There is evidence from medical students and residents in other specialties that clinical experience in LMICs as part of training results in physicians who are more likely to practice among underserved, multicultural, and immigrant populations in the United States (1, 3, 6, 9). This probably reflects a combination of selection bias and the idea that LMIC experience alters career paths. Programs that develop GMH training will need to evaluate the cost–benefit analysis for residents, the training program, and the host country. Tracking resident career paths and determining their time spent caring for underserved populations will be a critical outcome measure. Separate from impact on career trajectory are more fundamental issues of shaping resident values and attitudes about social justice, the treatment of vulnerable populations, and the impact of poverty on mental health status. Residents may also gain unique insights into regional or national mental health systems and their social relevance and patient-centeredness.
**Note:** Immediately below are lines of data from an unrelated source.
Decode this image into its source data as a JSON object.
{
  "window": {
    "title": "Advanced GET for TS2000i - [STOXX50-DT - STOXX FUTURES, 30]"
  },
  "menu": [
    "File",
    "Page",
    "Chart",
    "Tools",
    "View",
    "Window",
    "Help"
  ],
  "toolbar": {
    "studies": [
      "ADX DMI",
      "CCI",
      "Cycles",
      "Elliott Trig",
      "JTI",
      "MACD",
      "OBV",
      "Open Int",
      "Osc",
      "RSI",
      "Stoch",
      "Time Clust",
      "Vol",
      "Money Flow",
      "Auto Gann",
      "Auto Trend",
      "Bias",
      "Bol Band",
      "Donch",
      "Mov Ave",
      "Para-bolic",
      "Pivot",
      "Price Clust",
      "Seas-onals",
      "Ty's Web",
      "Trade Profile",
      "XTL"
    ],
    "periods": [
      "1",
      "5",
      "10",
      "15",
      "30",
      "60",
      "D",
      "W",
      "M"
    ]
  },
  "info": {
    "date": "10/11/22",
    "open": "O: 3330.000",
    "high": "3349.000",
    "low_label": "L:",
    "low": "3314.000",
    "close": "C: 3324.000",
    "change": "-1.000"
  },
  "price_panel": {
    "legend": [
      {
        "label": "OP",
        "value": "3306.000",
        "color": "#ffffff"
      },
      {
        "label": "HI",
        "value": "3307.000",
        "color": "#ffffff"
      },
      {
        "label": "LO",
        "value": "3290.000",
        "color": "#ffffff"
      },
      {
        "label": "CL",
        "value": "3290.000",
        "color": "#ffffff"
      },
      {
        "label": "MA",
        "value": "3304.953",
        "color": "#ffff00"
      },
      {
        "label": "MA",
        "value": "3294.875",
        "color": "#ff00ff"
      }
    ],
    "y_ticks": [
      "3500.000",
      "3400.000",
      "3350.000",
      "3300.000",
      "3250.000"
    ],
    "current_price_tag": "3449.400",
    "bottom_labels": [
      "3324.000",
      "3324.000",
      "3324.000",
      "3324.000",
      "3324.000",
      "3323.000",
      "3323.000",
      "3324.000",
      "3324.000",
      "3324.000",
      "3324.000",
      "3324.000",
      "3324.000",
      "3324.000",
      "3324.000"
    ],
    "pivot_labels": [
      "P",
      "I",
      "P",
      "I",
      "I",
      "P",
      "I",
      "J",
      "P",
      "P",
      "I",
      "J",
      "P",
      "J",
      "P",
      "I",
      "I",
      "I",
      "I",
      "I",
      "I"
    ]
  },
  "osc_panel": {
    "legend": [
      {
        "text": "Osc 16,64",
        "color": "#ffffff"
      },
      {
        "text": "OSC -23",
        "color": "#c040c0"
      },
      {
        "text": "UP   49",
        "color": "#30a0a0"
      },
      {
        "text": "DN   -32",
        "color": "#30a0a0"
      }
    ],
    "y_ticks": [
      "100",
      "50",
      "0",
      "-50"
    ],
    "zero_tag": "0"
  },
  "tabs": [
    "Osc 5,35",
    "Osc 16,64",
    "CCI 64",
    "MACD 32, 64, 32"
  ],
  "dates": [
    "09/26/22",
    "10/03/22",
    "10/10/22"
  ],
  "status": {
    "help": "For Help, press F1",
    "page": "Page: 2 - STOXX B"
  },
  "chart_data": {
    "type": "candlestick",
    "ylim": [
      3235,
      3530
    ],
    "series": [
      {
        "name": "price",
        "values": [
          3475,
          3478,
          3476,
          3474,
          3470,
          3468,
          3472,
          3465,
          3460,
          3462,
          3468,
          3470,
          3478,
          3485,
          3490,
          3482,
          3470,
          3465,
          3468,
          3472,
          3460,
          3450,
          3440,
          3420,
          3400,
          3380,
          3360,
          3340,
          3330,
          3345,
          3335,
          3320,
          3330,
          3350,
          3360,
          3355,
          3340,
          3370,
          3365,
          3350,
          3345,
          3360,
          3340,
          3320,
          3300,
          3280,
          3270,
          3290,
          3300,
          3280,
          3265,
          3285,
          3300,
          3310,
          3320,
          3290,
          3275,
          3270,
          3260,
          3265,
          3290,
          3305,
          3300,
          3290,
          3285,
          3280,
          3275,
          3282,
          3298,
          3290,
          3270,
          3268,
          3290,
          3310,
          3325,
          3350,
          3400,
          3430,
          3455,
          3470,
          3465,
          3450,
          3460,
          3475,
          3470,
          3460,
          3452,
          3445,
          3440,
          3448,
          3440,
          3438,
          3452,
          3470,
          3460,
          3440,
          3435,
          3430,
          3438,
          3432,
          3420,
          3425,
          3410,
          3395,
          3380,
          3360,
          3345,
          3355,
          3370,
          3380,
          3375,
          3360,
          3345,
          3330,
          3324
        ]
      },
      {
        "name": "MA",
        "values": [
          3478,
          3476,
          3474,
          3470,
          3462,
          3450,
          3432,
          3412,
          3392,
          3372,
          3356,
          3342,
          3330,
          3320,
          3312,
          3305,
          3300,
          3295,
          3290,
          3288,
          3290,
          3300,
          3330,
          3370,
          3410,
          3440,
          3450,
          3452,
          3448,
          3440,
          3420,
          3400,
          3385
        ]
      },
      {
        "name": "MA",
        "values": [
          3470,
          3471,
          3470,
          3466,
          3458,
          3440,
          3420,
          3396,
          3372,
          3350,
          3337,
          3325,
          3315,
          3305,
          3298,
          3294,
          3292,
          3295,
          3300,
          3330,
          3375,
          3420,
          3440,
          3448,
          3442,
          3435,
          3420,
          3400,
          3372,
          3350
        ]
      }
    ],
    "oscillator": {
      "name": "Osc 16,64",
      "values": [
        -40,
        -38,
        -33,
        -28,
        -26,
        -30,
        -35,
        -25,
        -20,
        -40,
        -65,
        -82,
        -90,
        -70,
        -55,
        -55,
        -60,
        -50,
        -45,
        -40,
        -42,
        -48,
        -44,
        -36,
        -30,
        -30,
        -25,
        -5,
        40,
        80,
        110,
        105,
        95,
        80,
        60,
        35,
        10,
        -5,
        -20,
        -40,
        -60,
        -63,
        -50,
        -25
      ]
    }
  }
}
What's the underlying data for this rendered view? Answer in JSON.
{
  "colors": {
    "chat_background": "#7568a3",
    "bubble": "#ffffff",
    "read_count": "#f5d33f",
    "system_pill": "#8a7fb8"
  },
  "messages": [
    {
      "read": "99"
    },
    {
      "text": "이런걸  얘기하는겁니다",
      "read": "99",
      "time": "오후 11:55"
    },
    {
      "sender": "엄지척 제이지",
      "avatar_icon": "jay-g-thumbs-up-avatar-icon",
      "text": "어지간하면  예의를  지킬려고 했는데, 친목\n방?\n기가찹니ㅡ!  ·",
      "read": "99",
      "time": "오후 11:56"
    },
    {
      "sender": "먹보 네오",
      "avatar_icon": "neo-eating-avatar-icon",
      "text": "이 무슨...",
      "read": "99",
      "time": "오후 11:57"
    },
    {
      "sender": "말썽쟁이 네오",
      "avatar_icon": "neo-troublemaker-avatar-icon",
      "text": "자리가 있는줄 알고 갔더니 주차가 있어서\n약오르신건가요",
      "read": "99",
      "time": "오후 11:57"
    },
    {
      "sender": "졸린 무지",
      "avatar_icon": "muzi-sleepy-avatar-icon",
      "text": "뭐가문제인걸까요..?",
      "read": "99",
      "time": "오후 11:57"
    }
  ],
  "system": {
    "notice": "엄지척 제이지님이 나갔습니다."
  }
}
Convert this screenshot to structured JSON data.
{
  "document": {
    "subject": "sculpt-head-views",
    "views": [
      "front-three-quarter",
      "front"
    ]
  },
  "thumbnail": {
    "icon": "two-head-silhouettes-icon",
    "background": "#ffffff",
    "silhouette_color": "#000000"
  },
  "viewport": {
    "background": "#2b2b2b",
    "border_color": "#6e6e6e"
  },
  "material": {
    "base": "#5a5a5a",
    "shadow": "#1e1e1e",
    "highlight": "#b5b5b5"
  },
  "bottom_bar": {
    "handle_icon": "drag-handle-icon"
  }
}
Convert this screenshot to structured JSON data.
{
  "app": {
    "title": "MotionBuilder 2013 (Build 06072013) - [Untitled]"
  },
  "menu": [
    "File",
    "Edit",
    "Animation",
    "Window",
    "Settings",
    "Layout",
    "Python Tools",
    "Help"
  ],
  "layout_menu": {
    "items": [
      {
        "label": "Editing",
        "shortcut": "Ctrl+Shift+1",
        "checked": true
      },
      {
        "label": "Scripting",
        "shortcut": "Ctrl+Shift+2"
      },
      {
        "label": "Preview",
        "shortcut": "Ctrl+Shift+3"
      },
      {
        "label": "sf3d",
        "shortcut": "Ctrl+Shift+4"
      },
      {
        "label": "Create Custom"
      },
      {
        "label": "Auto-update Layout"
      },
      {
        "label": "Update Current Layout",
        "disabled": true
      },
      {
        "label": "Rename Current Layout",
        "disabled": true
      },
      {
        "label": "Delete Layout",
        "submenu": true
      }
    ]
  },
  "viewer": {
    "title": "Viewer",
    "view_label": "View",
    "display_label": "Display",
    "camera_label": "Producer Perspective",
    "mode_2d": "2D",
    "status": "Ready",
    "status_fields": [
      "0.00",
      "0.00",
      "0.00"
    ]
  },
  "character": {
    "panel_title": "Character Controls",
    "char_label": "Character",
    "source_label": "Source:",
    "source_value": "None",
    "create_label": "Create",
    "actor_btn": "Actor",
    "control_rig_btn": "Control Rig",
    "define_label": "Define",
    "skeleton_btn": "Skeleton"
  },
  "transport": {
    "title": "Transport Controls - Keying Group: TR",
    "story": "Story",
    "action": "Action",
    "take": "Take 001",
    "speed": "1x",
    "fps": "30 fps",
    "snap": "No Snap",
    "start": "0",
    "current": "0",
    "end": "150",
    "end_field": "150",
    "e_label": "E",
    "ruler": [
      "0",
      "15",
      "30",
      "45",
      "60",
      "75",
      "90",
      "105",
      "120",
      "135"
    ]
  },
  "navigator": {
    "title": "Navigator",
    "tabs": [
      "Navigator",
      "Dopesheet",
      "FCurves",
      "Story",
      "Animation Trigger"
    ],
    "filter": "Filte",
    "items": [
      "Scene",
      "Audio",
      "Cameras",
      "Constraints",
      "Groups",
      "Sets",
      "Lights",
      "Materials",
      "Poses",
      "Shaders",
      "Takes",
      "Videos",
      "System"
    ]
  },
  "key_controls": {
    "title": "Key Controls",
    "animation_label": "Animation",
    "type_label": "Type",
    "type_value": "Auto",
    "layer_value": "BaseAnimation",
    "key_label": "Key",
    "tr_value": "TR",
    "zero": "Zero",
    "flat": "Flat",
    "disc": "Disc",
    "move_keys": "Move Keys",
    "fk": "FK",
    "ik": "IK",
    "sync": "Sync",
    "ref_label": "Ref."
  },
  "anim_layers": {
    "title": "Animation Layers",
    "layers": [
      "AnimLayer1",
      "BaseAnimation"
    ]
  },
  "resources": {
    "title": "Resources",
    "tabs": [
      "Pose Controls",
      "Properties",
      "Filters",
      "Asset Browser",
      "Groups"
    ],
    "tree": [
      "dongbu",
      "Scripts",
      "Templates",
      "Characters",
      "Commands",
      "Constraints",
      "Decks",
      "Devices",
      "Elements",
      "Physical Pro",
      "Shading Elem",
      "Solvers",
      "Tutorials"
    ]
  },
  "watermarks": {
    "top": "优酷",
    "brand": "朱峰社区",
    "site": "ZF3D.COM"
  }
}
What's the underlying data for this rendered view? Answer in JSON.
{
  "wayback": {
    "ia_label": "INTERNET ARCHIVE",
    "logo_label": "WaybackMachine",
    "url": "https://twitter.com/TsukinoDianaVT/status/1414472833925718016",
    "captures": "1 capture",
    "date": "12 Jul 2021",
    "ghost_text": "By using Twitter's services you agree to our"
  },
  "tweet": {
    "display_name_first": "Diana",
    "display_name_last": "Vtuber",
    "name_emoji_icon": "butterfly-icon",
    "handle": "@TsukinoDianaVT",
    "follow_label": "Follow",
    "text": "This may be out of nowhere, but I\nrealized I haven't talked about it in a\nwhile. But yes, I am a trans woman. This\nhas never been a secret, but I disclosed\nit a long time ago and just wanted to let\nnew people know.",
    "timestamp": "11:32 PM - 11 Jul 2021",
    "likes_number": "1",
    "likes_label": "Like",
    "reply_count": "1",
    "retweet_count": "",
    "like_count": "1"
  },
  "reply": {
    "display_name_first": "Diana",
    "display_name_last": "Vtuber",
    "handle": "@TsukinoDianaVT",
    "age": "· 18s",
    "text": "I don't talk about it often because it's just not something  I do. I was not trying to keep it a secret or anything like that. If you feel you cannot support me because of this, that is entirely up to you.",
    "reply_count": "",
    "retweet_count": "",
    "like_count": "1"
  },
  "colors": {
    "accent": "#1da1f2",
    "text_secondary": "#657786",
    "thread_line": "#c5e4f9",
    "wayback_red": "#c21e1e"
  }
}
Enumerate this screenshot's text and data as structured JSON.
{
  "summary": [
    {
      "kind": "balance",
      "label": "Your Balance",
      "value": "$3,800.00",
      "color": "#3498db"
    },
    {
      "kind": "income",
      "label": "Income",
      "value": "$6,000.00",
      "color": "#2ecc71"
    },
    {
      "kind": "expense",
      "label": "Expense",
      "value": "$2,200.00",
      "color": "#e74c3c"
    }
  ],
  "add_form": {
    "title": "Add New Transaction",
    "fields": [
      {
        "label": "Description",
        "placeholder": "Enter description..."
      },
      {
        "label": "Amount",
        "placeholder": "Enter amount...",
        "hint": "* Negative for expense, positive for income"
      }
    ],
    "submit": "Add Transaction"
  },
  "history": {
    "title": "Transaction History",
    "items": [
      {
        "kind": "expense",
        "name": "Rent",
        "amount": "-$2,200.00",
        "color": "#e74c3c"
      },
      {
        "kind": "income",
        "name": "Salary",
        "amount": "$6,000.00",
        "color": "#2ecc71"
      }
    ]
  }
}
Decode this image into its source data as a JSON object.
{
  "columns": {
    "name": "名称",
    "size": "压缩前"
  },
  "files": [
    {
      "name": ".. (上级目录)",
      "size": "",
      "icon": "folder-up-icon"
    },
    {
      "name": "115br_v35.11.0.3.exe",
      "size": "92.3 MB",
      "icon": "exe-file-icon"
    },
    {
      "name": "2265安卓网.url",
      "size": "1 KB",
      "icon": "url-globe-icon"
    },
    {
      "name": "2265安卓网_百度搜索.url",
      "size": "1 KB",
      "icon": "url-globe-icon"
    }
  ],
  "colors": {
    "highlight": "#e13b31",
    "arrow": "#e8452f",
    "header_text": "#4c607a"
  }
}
By entering the health environment of an LMIC, residents are forced to “break set” and view mental health care practices and policy in a new light. Through introspection, residents have an opportunity to reflect upon their core values and examine many of the basic assumptions of mental health care systems in the U.S. The fundamental justification for GMH training is to inspire psychiatric residents to address mental health inequities in underserved populations in the U.S. as well as in developing countries (1, 2, 17, 18).